Le cas de folie d'un candidat au sous-diaconat, dont il me fit part, m'impressionna vivement. Au sous-diaconat, le jeune homme désigné pour obtenir cette ordination doit faire un pas décisif en prononçant les voeux de chasteté et d'obéissance à ses supérieurs. Il doit s'y préparer par des méditations, des retraites, des jeûnes et des périodes d'indulgences.
Ce jeune homme avait par deux fois refusé de faire ce pas, mais, une troisième fois, mis en présence de l'obligation et pressé davantage, il céda.

Il est d'usage de jeter un voile mortuaire sur les nouveaux sous-diacres qui tombent à terre comme une masse, et l'assemblée entonne le De profundis. Avec les autres, il se releva, mais il était devenu fou et, huit jours après, il mourait, emporté dans le délire.
Le soir où je revis cet ancien séminariste, je fus entièrement démoralisé. Le récit qu'il me fit de ces pauvres vies de jeunes gens me poursuivit. Je remontai seul les boulevards et traversai Paris à la hâte, pressé de me retrouver dans la solitude pour réfléchir.

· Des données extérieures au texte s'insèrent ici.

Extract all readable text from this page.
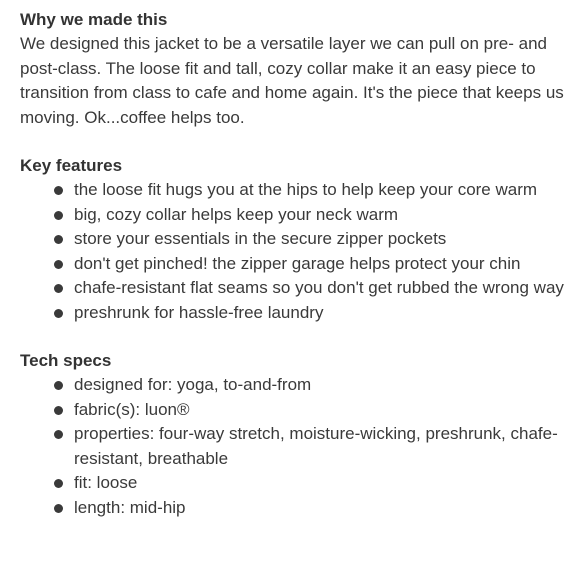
Why we made this

We designed this jacket to be a versatile layer we can pull on pre- and post-class. The loose fit and tall, cozy collar make it an easy piece to transition from class to cafe and home again. It's the piece that keeps us moving. Ok...coffee helps too.

Key features
the loose fit hugs you at the hips to help keep your core warm
big, cozy collar helps keep your neck warm
store your essentials in the secure zipper pockets
don't get pinched! the zipper garage helps protect your chin
chafe-resistant flat seams so you don't get rubbed the wrong way
preshrunk for hassle-free laundry
Tech specs
designed for: yoga, to-and-from
fabric(s): luon®
properties: four-way stretch, moisture-wicking, preshrunk, chafe-resistant, breathable
fit: loose
length: mid-hip
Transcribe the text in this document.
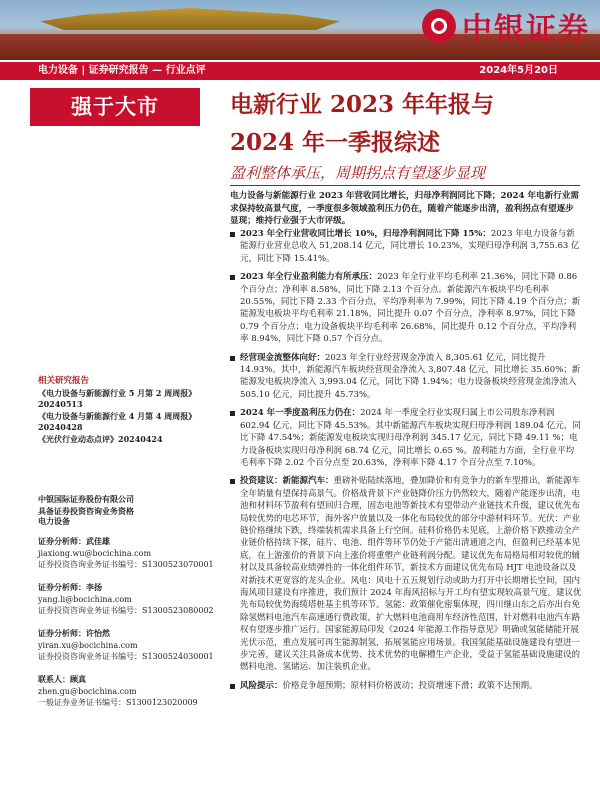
中银证券
电力设备 | 证券研究报告 — 行业点评	2024年5月20日
强于大市	电新行业 2023 年年报与
2024 年一季报综述
盈利整体承压，周期拐点有望逐步显现
电力设备与新能源行业 2023 年营收同比增长，归母净利润同比下降；2024 年电新行业需求保持较高景气度，一季度很多领域盈利压力仍在，随着产能逐步出清，盈利拐点有望逐步显现；维持行业强于大市评级。
2023 年全行业营收同比增长 10%，归母净利润同比下降 15%：2023 年电力设备与新能源行业营业总收入 51,208.14 亿元，同比增长 10.23%，实现归母净利润 3,755.63 亿元，同比下降 15.41%。
2023 年全行业盈利能力有所承压：2023 年全行业平均毛利率 21.36%，同比下降 0.86 个百分点；净利率 8.58%，同比下降 2.13 个百分点。新能源汽车板块平均毛利率 20.55%，同比下降 2.33 个百分点，平均净利率为 7.99%，同比下降 4.19 个百分点；新能源发电板块平均毛利率 21.18%，同比提升 0.07 个百分点，净利率 8.97%，同比下降 0.79 个百分点；电力设备板块平均毛利率 26.68%，同比提升 0.12 个百分点，平均净利率 8.94%，同比下降 0.57 个百分点。
经营现金流整体向好：2023 年全行业经营现金净流入 8,305.61 亿元，同比提升 14.93%。其中，新能源汽车板块经营现金净流入 3,807.48 亿元，同比增长 35.60%；新能源发电板块净流入 3,993.04 亿元，同比下降 1.94%；电力设备板块经营现金流净流入 505.10 亿元，同比提升 45.73%。
2024 年一季度盈利压力仍在：2024 年一季度全行业实现归属上市公司股东净利润 602.94 亿元，同比下降 45.53%。其中新能源汽车板块实现归母净利润 189.04 亿元，同比下降 47.54%；新能源发电板块实现归母净利润 345.17 亿元，同比下降 49.11 %；电力设备板块实现归母净利润 68.74 亿元，同比增长 0.65 %。盈利能力方面，全行业平均毛利率下降 2.02 个百分点至 20.63%，净利率下降 4.17 个百分点至 7.10%。
投资建议：新能源汽车：重磅补贴陆续落地，叠加降价和有竞争力的新车型推出，新能源车全年销量有望保持高景气。价格战背景下产业链降价压力仍然较大，随着产能逐步出清，电池和材料环节盈利有望回归合理，固态电池等新技术有望带动产业链技术升级，建议优先布局较优势的电芯环节，海外客户放量以及一体化布局较优的部分中游材料环节。光伏：产业链价格继续下跌，终端装机需求具备上行空间。硅料价格仍未见底，上游价格下跌推动全产业链价格持续下探，硅片、电池、组件等环节仍处于产能出清通道之内，但盈利已经基本见底，在上游涨价的背景下向上涨价将重塑产业链利润分配。建议优先布局格局相对较优的辅材以及具备较高业绩弹性的一体化组件环节，新技术方面建议优先布局 HJT 电池设备以及对新技术更宽容的龙头企业。风电：风电十五五规划行动或助力打开中长期增长空间，国内海风项目建设有序推进，我们预计 2024 年海风招标与开工均有望实现较高景气度，建议优先布局较优势海缆塔桩基主机等环节。氢能：政策催化密集体现，四川继山东之后亦出台免除氢燃料电池汽车高速通行费政策，扩大燃料电池商用车经济性范围，针对燃料电池汽车路权有望逐步推广运行。国家能源局印发《2024 年能源工作指导意见》明确或氢能储能开展光伏示范，重点发展可再生能源制氢，拓展氢能应用场景。我国氢能基础设施建设有望进一步完善，建议关注具备成本优势、技术优势的电解槽生产企业，受益于氢能基础设施建设的燃料电池、氢储运、加注装机企业。
风险提示：价格竞争超预期；原材料价格波动；投资增速下滑；政策不达预期。
相关研究报告
《电力设备与新能源行业 5 月第 2 周周报》
20240513
《电力设备与新能源行业 4 月第 4 周周报》
20240428
《光伏行业动态点评》20240424
中银国际证券股份有限公司
具备证券投资咨询业务资格
电力设备
证券分析师：武佳雄
jiaxiong.wu@bocichina.com
证券投资咨询业务证书编号：S1300523070001
证券分析师：李扬
yang.li@bocichina.com
证券投资咨询业务证书编号：S1300523080002
证券分析师：许怡然
yiran.xu@bocichina.com
证券投资咨询业务证书编号：S1300524030001
联系人：顾真
zhen.gu@bocichina.com
一般证券业务证书编号：S1300123020009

J'arrivai dans les rues calmes de mon quartier. Les bruits et les rumeurs de la rue avaient cessé, mais c'était dans mon âme que j'entendais des voix discordantes. Une à une, toutes les étapes de ma vie se présentaient à moi ; le souvenir des jours heureux de mon enfance y demeurait, attachant et tendre ; l'idéal que j'avais entrevu de servir Dieu y rayonnait d'une clarté intense, mais mes années de séminaire m'avaient tellement dérouté, la vie parisienne instable et désordonnée m'était apparue si insensée, que j'avais peur d'avancer et de regarder l'avenir avec courage. Mon âme était envahie d'obscurité. une lassitude extrême s'était emparée de moi.

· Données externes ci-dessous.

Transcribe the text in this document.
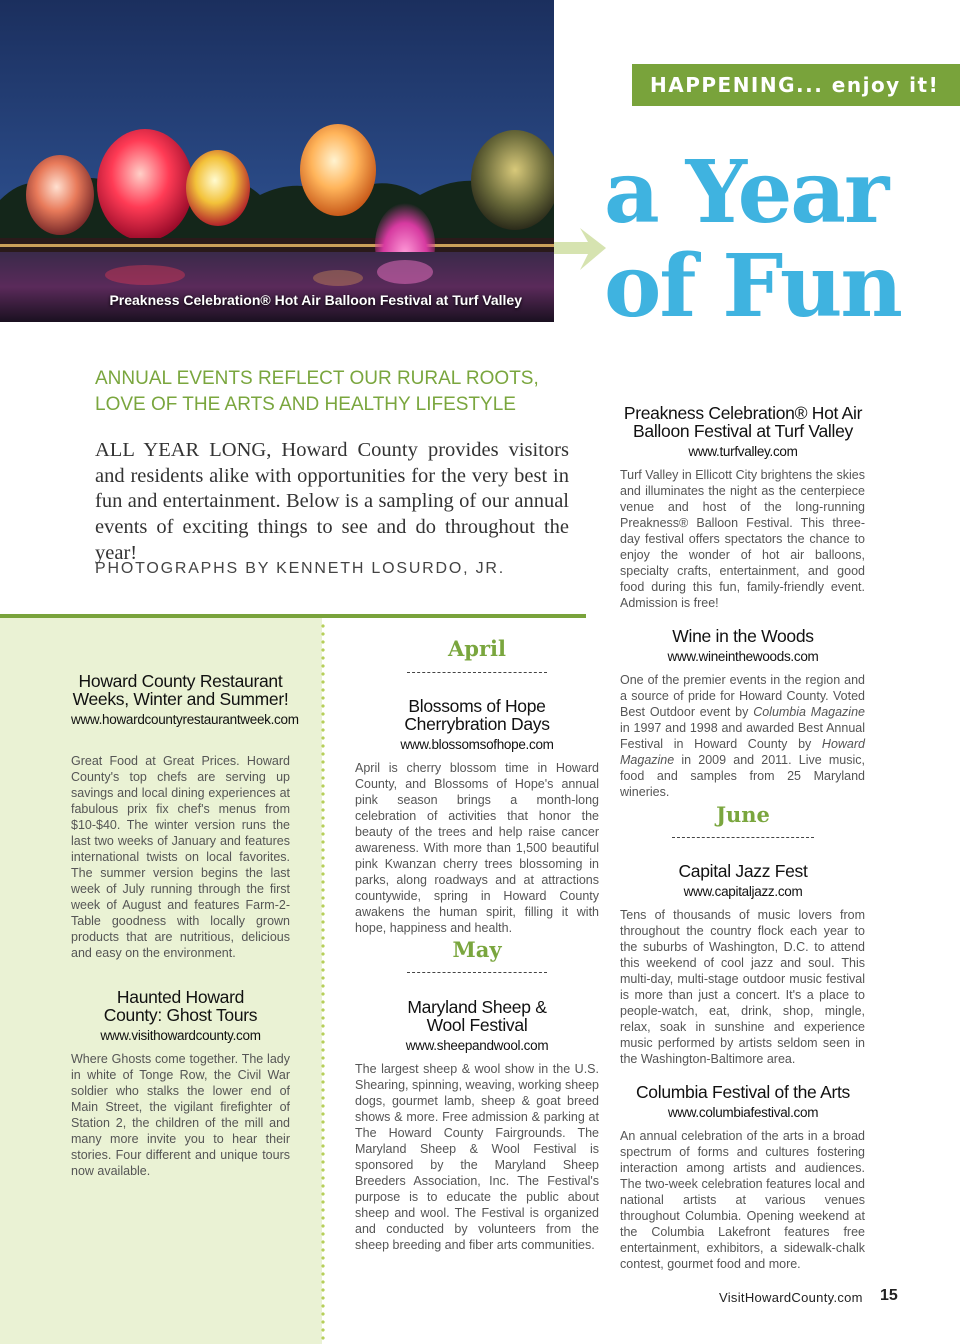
Preakness Celebration® Hot Air Balloon Festival at Turf Valley
HAPPENING... enjoy it!
a Year
of Fun
ANNUAL EVENTS REFLECT OUR RURAL ROOTS, LOVE OF THE ARTS AND HEALTHY LIFESTYLE
ALL YEAR LONG, Howard County provides visitors and residents alike with opportunities for the very best in fun and entertainment. Below is a sampling of our annual events of exciting things to see and do throughout the year!
PHOTOGRAPHS BY KENNETH LOSURDO, JR.
Howard County Restaurant Weeks, Winter and Summer!
www.howardcountyrestaurantweek.com
Great Food at Great Prices. Howard County's top chefs are serving up savings and local dining experiences at fabulous prix fix chef's menus from $10-$40. The winter version runs the last two weeks of January and features international twists on local favorites. The summer version begins the last week of July running through the first week of August and features Farm-2-Table goodness with locally grown products that are nutritious, delicious and easy on the environment.
Haunted Howard County: Ghost Tours
www.visithowardcounty.com
Where Ghosts come together. The lady in white of Tonge Row, the Civil War soldier who stalks the lower end of Main Street, the vigilant firefighter of Station 2, the children of the mill and many more invite you to hear their stories. Four different and unique tours now available.
April
Blossoms of Hope Cherrybration Days
www.blossomsofhope.com
April is cherry blossom time in Howard County, and Blossoms of Hope's annual pink season brings a month-long celebration of activities that honor the beauty of the trees and help raise cancer awareness. With more than 1,500 beautiful pink Kwanzan cherry trees blossoming in parks, along roadways and at attractions countywide, spring in Howard County awakens the human spirit, filling it with hope, happiness and health.
May
Maryland Sheep & Wool Festival
www.sheepandwool.com
The largest sheep & wool show in the U.S. Shearing, spinning, weaving, working sheep dogs, gourmet lamb, sheep & goat breed shows & more. Free admission & parking at The Howard County Fairgrounds. The Maryland Sheep & Wool Festival is sponsored by the Maryland Sheep Breeders Association, Inc. The Festival's purpose is to educate the public about sheep and wool. The Festival is organized and conducted by volunteers from the sheep breeding and fiber arts communities.
Preakness Celebration® Hot Air Balloon Festival at Turf Valley
www.turfvalley.com
Turf Valley in Ellicott City brightens the skies and illuminates the night as the centerpiece venue and host of the long-running Preakness® Balloon Festival. This three-day festival offers spectators the chance to enjoy the wonder of hot air balloons, specialty crafts, entertainment, and good food during this fun, family-friendly event. Admission is free!
Wine in the Woods
www.wineinthewoods.com
One of the premier events in the region and a source of pride for Howard County. Voted Best Outdoor event by Columbia Magazine in 1997 and 1998 and awarded Best Annual Festival in Howard County by Howard Magazine in 2009 and 2011. Live music, food and samples from 25 Maryland wineries.
June
Capital Jazz Fest
www.capitaljazz.com
Tens of thousands of music lovers from throughout the country flock each year to the suburbs of Washington, D.C. to attend this weekend of cool jazz and soul. This multi-day, multi-stage outdoor music festival is more than just a concert. It's a place to people-watch, eat, drink, shop, mingle, relax, soak in sunshine and experience music performed by artists seldom seen in the Washington-Baltimore area.
Columbia Festival of the Arts
www.columbiafestival.com
An annual celebration of the arts in a broad spectrum of forms and cultures fostering interaction among artists and audiences. The two-week celebration features local and national artists at various venues throughout Columbia. Opening weekend at the Columbia Lakefront features free entertainment, exhibitors, a sidewalk-chalk contest, gourmet food and more.
VisitHowardCounty.com 15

J'arrivai sur la terrasse qui surplombe le grand Parc des Buttes-Chaumont, et, en face du scintillement des premières lumières qui s'allumaient sur Paris, je méditai.
Je constatai d'abord qu'il m'était impossible de croire encore à l'Eglise catholique. L'étude de l'histoire des papes avait été le premier jalon posé dans cette voie, mais l'incrédulité de nombreux prêtres et l'état de désagrégation morale par suite de l'intransigence doctrinale de l'Eglise avaient fait le reste. Les prétentions de l'Eglise étaient devenues pour moi de vaines chimères.
Cette première croyance disparue, une lutte très vive s'engagea ; lutte sans merci, où ma foi fut aux prises avec ma raison. Cette phrase du prêtre me revint en mémoire : « Je finis par croire qu'il n'y avait pas de Dieu. »

À mon tour, je ne compris pas qu'un Dieu juste et vrai puisse admettre une aussi monstrueuse erreur : que des millions d'êtres humains courbent la tête devant cette Église. Comment pouvait-Il tolérer ce mensonge qui se poursuivait depuis des siècles s'Il gouvernait le monde et le dirigeait.
Oui ! que faisait Dieu ? Existait-il même ? Je ne pouvais cependant me passer de Dieu. Le mal était tel que, sans Lui, je n'apercevais plus rien dans la nuit, devant moi.
Au fond de moi-même, je m'écriai : « Qui es-tu ? Qui es-tu ? Toi que les prêtres de tous les âges ont assujetti à leurs spéculations ou à leurs stupides pratiques ? Toi qui es mon Tout et qui t'effaces cependant dans une brume épaisse ? Toi vers qui j'espère malgré tout, mais que je ne trouve nulle part sur terre ? »
Je revis ma mère m'apprenant à faire le signe de la croix sur ses genoux, l'heureuse journée de ma première communion, ma vie entière, et aucun moyen de salut ne s'offrait à moi.